Arriva una nuova direttiva emessa dalla commissione straordinaria guidata dal Prefetto Gerardina Basilicata assieme ai commissari Maria De Angelis e Augusto Polito. Destinatari sono gli uffici preposti al rilascio, stipula, approvazione di qualsiasi contratto o sub contratto, precedentemente al rilascio di eventuali concessioni o erogazioni. A questi uffici è fatto obbligo di acquisire, sempre e comunque, l’informazione antimafia. Ciò si rende necessario per il rispetto dell’articolo 100 del decreto legislativo n: 159 del 2011. Nel dettaglio, l’articolo recita testualmente: “L’ente locale, sciolto ai sensi dell’articolo 143 del decreto legislativo 18 agosto 2000, n. 267 e successive modificazioni, deve acquisire, nei cinque anni successivi allo scioglimento, l’informazione antimafia precedentemente alla stipulazione, all’approvazione o all’autorizzazione di qualsiasi contratto o subcontratto, ovvero precedentemente al rilascio di qualsiasi concessione o erogazione indicati nell’articolo 67 indipendentemente dal valore economico degli stessi”. Soggetti all’obbligo quindi non solo le attività commerciali ex novo, ma anche le concessioni di costruzione e gestione di opere riguardanti la pubblica amministrazione e concessioni di servizi pubblici; iscrizioni negli elenchi di appaltatori o di fornitori di opere, beni e servizi riguardanti la pubblica amministrazione, nei registri della camera di commercio per l’esercizio del commercio all’ingrosso e nei registri di commissionari astatori presso i mercati annonari all’ingrosso; attestazioni di qualificazione per eseguire lavori pubblici; altre iscrizioni o provvedimenti a contenuto autorizzatorio, concessorio, o abilitativo per lo svolgimento di attività imprenditoriali, comunque denominati; contributi, finanziamenti o mutui agevolati ed altre erogazioni dello stesso tipo, comunque denominate, concessi o erogati da parte dello Stato, di altri enti pubblici o delle Comunità europee, per lo svolgimento di attività imprenditoriali; licenze per detenzione e porto d’armi, fabbricazione, deposito, vendita e trasporto di materie esplodenti.

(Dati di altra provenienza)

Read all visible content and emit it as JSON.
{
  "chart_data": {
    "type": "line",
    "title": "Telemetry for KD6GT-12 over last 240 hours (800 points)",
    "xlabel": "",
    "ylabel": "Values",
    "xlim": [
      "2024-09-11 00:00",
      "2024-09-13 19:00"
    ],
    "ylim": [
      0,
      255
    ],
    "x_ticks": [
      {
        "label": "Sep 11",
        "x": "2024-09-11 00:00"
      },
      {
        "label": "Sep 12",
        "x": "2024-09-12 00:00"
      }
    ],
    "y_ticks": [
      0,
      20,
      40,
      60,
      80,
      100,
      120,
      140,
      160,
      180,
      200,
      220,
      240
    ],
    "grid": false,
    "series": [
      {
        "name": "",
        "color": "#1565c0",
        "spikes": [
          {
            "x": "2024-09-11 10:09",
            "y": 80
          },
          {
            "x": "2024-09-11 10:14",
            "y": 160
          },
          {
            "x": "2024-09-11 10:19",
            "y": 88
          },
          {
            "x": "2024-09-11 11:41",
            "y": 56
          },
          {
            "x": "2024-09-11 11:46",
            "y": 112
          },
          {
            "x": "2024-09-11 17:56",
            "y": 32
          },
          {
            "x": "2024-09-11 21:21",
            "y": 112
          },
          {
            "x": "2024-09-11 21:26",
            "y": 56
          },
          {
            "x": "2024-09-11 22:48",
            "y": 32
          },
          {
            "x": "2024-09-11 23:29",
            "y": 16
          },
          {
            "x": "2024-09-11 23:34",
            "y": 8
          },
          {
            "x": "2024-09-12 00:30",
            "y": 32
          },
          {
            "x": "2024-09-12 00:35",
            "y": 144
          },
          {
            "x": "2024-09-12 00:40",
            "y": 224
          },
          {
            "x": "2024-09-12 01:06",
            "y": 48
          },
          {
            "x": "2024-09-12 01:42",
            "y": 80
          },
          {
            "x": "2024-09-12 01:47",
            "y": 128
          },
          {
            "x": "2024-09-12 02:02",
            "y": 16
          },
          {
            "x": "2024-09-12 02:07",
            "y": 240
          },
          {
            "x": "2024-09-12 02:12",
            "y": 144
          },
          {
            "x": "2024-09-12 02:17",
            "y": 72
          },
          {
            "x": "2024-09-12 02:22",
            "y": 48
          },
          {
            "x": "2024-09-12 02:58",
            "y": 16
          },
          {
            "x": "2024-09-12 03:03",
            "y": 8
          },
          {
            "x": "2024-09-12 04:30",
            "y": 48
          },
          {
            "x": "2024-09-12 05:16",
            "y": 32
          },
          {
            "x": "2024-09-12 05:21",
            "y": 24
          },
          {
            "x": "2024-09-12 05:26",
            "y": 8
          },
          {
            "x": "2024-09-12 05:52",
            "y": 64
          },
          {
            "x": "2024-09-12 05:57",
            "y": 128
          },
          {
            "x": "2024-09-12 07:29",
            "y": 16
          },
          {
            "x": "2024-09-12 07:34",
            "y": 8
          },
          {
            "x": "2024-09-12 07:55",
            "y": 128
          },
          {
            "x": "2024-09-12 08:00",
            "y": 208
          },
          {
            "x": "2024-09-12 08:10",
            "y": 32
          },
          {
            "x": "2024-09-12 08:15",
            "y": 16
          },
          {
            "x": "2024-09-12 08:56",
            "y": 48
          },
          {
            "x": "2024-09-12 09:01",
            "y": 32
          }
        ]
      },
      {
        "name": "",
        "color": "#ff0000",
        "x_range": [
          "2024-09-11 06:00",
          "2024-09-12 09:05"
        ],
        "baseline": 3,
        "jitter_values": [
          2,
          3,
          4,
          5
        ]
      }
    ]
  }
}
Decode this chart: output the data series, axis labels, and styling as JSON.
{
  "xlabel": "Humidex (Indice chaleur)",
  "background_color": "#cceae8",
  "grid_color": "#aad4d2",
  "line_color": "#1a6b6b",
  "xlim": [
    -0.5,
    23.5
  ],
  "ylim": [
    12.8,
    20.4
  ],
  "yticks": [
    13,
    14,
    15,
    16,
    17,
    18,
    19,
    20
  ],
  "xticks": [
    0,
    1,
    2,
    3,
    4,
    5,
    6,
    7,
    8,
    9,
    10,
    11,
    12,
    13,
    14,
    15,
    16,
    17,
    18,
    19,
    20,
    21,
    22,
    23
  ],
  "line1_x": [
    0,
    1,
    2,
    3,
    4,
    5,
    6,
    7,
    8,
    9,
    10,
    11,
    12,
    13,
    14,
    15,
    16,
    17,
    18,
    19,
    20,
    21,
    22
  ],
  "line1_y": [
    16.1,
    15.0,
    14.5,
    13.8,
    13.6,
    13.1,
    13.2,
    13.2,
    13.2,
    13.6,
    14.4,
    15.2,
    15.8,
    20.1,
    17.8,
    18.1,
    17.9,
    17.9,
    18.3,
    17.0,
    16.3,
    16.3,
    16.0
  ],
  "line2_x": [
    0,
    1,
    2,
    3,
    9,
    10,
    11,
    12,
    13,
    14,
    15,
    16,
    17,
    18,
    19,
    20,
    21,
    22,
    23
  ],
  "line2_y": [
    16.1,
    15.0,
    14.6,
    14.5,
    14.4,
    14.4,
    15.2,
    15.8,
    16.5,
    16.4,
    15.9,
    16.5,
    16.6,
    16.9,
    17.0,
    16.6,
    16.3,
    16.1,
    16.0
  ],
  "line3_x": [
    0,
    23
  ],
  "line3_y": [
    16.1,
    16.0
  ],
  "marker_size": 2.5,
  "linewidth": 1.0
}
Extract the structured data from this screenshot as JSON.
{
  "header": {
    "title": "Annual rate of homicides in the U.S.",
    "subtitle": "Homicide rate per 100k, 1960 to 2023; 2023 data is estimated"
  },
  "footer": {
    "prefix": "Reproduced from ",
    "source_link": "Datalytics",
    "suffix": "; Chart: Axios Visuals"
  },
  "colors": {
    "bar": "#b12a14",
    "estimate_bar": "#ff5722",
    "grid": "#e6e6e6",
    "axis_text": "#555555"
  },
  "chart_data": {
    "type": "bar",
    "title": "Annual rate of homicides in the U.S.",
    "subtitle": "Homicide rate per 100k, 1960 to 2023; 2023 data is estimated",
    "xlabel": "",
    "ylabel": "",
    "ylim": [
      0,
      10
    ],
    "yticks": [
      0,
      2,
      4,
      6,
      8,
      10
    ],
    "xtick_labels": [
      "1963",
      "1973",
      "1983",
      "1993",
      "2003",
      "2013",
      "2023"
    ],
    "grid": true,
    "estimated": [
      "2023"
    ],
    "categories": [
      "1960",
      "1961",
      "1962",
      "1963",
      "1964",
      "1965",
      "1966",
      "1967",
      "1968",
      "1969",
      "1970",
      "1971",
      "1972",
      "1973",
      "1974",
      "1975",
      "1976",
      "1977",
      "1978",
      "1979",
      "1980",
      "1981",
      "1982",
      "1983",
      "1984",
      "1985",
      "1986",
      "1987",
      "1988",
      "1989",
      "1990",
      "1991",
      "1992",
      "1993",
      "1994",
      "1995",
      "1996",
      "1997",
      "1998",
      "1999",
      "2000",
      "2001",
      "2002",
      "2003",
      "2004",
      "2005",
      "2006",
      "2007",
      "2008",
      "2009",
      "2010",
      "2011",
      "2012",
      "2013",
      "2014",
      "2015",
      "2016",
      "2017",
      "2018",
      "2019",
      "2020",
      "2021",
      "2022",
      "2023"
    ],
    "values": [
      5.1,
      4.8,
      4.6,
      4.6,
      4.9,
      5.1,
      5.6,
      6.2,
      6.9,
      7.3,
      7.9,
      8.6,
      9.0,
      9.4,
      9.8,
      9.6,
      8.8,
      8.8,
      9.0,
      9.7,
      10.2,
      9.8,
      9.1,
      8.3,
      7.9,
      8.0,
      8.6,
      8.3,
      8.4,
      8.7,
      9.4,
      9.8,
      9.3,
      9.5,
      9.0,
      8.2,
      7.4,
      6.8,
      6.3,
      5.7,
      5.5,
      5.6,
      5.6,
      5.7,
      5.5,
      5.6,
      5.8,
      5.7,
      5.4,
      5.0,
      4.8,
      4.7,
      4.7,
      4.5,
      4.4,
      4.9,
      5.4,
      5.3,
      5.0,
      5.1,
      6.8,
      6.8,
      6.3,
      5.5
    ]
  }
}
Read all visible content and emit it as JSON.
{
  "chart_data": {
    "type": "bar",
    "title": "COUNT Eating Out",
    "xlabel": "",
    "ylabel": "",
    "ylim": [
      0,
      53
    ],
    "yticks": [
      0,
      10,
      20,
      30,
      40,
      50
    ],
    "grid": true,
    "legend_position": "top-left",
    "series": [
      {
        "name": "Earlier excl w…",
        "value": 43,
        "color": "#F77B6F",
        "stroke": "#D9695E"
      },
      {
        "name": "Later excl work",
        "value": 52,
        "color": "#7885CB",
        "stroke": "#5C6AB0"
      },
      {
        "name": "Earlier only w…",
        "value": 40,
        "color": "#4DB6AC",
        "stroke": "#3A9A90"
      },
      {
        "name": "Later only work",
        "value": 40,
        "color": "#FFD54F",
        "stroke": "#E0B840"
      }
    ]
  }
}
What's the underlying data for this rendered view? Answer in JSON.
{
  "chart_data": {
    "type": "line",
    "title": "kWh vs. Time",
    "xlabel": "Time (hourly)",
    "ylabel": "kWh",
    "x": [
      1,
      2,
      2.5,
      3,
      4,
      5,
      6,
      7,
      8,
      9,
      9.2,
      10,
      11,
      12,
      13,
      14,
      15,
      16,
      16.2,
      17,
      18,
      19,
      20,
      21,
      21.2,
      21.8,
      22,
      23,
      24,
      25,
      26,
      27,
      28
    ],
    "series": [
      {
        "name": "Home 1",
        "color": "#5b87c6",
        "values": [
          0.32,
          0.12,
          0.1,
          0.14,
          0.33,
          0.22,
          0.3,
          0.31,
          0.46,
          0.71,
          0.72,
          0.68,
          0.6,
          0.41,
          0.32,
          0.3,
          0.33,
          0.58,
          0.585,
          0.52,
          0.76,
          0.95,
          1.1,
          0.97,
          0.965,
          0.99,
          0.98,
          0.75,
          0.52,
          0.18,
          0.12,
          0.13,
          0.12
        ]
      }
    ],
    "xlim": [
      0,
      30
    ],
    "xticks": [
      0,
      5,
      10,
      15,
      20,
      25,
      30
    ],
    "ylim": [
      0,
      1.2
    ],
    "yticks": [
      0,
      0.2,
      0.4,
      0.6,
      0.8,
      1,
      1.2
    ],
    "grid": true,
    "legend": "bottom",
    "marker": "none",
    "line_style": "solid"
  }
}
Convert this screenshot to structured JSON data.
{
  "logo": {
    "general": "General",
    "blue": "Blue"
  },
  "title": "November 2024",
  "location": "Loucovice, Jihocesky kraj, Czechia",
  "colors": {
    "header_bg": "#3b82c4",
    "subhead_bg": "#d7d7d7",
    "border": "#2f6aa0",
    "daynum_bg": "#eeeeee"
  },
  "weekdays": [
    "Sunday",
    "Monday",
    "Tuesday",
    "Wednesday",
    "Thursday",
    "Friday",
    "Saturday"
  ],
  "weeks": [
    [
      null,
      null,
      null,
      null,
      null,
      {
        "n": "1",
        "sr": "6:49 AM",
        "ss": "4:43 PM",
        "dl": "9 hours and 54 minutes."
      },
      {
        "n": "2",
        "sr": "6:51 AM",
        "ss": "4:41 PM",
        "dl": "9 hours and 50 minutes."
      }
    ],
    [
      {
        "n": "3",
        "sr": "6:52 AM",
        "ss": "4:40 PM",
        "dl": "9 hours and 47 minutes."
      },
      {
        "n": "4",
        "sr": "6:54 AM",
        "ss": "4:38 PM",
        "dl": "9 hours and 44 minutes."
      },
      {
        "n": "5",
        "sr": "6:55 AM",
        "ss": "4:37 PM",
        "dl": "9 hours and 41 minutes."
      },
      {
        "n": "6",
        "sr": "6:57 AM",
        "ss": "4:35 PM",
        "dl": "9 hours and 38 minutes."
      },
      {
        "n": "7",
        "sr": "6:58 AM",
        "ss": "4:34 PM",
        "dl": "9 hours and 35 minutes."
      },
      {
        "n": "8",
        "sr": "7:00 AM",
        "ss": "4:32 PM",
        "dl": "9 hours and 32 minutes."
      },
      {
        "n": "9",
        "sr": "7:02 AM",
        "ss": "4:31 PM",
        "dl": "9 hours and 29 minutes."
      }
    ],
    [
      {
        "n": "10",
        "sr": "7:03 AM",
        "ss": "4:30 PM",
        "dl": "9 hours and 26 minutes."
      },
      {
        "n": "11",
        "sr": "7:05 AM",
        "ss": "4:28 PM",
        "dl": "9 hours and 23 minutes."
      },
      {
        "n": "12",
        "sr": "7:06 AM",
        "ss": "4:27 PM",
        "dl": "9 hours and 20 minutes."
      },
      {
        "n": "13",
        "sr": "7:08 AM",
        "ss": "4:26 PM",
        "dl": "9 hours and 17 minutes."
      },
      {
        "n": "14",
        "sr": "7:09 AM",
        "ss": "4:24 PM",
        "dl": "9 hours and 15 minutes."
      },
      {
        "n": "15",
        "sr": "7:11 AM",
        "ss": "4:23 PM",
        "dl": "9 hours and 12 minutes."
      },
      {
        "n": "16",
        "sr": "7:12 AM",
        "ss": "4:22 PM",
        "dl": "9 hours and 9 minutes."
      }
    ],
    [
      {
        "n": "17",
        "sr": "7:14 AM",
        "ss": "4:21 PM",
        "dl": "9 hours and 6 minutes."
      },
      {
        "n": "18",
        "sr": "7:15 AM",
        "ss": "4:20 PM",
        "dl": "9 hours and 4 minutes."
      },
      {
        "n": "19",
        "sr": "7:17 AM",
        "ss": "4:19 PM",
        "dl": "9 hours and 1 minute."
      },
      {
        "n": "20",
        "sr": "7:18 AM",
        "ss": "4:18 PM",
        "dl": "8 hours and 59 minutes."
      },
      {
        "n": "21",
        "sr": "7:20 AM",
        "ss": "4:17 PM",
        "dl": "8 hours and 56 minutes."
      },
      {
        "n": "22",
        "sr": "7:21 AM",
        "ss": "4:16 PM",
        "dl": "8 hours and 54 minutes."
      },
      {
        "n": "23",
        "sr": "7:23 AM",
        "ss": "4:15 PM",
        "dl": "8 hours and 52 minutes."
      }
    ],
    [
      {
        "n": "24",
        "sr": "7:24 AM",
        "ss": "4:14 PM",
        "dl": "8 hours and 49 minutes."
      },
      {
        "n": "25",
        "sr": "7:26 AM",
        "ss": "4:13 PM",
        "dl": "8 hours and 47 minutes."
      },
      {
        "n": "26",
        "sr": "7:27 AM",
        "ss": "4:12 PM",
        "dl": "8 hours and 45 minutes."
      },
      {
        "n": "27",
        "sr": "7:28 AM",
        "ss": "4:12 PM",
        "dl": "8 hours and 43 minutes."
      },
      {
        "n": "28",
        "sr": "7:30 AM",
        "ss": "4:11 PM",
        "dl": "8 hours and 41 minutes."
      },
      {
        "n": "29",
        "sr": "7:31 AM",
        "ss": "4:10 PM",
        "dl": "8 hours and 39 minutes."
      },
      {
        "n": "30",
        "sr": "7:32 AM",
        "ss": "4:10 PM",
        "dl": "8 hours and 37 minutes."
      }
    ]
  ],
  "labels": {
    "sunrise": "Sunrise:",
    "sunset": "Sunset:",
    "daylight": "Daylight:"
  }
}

“M5S” plaude all’iniziativa

L’obbligo del certificato antimafia per i richiedenti e i suoi familiari di licenze commerciali, disposto dalla triade commissariale, riceve il plauso del M5S. <<Ottima iniziativa soprattutto nell’ottica che questa disposizione si estenderà anche per due anni successivi alla dipartita della commissione straordinaria – commentano da Scafati in Movimento – questo indirizzo viene adottato nei comuni sciolti per infiltrazione camorristica come Scafati. Ce ne rallegriamo, così si potranno controllare tutte le persone che esercitano gli esercizi a Scafati>>. L’obiettivo è decisamente plausibile, la legge intende infatti escludere tentativi di infiltrazioni criminali anche dal tessuto commerciale e imprenditoriale, a seguito dello scioglimento dell’Ente per lo stesso motivo. I Cinque Stelle vanno però oltre, e chiedono la retroattività del provvedimento. <<Non vorremmo che la criminalità organizzata si fosse infiltrata anche nel tessuto commerciale della nostra città. Dunque per questo rilanciamo e chiediamo che a produrre il certificato antimafia siano anche gli attuali esercizi che già da tempo hanno avuto l’autorizzazione sono presenti sul territorio nostro>>.